Ereshefsky and Matthen argue against a common taxonomic theory that is built into the various simple problems that have been canonized among philosophers (such as OB’s black swans – or sometimes ravens): the “homeostatic property cluster.” This theory incorporates our naïve way of distinguishing kinds by external properties, and brings it up to date by recognizing that there is a system in which these properties function – the living system, governed by natural selection. “Proponents of this view … hold that while there is no set of properties that all members of a species must share, there is a set of properties that tend to be coinstantiated among the members of a species. These properties …are maintained by “homeostatic mechanisms.” EM argue against this view, which they associate strongly with Richard Boyd, and for what they call Population Structure Theory.’

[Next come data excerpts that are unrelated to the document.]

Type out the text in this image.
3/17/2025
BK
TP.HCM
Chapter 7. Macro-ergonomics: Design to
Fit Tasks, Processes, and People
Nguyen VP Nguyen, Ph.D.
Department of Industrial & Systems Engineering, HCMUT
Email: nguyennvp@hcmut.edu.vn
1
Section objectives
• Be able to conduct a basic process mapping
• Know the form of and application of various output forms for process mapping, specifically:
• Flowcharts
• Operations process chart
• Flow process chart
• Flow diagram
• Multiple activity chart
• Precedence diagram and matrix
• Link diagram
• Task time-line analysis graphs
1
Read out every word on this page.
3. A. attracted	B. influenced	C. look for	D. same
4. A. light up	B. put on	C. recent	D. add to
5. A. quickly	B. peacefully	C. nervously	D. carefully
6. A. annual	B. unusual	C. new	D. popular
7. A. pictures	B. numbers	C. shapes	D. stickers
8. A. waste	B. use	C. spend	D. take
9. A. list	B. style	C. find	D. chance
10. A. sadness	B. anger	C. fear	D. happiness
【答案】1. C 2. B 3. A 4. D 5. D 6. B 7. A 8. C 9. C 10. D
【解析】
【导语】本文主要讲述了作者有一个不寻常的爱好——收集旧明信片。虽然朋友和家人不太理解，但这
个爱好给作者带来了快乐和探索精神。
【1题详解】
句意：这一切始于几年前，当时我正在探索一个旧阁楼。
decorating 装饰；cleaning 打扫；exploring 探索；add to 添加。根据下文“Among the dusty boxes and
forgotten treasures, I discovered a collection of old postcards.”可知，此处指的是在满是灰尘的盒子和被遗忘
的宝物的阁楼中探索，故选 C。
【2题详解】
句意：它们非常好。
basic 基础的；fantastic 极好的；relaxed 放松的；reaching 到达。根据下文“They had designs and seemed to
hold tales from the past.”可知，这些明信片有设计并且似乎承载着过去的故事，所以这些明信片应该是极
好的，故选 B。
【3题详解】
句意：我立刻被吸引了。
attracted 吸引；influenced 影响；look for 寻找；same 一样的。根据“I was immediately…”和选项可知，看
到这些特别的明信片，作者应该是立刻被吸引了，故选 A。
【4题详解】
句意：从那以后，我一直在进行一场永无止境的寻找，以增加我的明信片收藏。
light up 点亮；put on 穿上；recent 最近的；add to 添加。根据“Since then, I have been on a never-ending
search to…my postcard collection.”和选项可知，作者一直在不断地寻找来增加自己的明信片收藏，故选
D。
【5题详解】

“What is needed, we suggest, is to move away from the focus on the properties individuals share and to take greater notice of populations and other more inclusive entities. These entities are causal actors in the evolutionary process, and they are so in virtue of their phenotype distributions and their population structures.”

To rephrase the black swan example in PST terms, here’s the question for philosophers: is it possible to find a swan with a chimpanzee genome? Here we are reaching down from the way in which we describe outward properties to properties of descent. That there is a lack of work on this kind of thing in philosophy points to the philosophic preference for logic over structure. And that has had the effect of making it seem like questions of structure are secondary. But of course they aren’t.

For instance: when we search for whether swans are defined by their coloration – for black swans, for instance – we think we are being guided by a correlation between what swans look like and what swans are. And because even duckling swans have certain recognizable traits that are similar to adult swans, we can still look among swan ducklings for the ugly one that grows up to be a different colored swan. But what about butterflies? To speak of monarch butterflies in a scientific sense, we have to incorporate both the caterpillar and the mature butterfly. They look so different that searching the appearances, here, has to be conducted according to much other lines than simply, monarch butterflies all have orange wings with black spots. And what about the differences brought in by species that have very distinct appearance differences between males and females? Hence, the polymorphism in EM’s title. We know that there are species that look so different during their life cycles that they have been erroneously classified as separate species. We know that certain seeming species – lichens, for instance – have turned out to be several species living symbiotically.

All of these things push us to ask questions about “looking for x” and the idea that falsification plays a central and defining role in science. Which we will take up again tomorrow.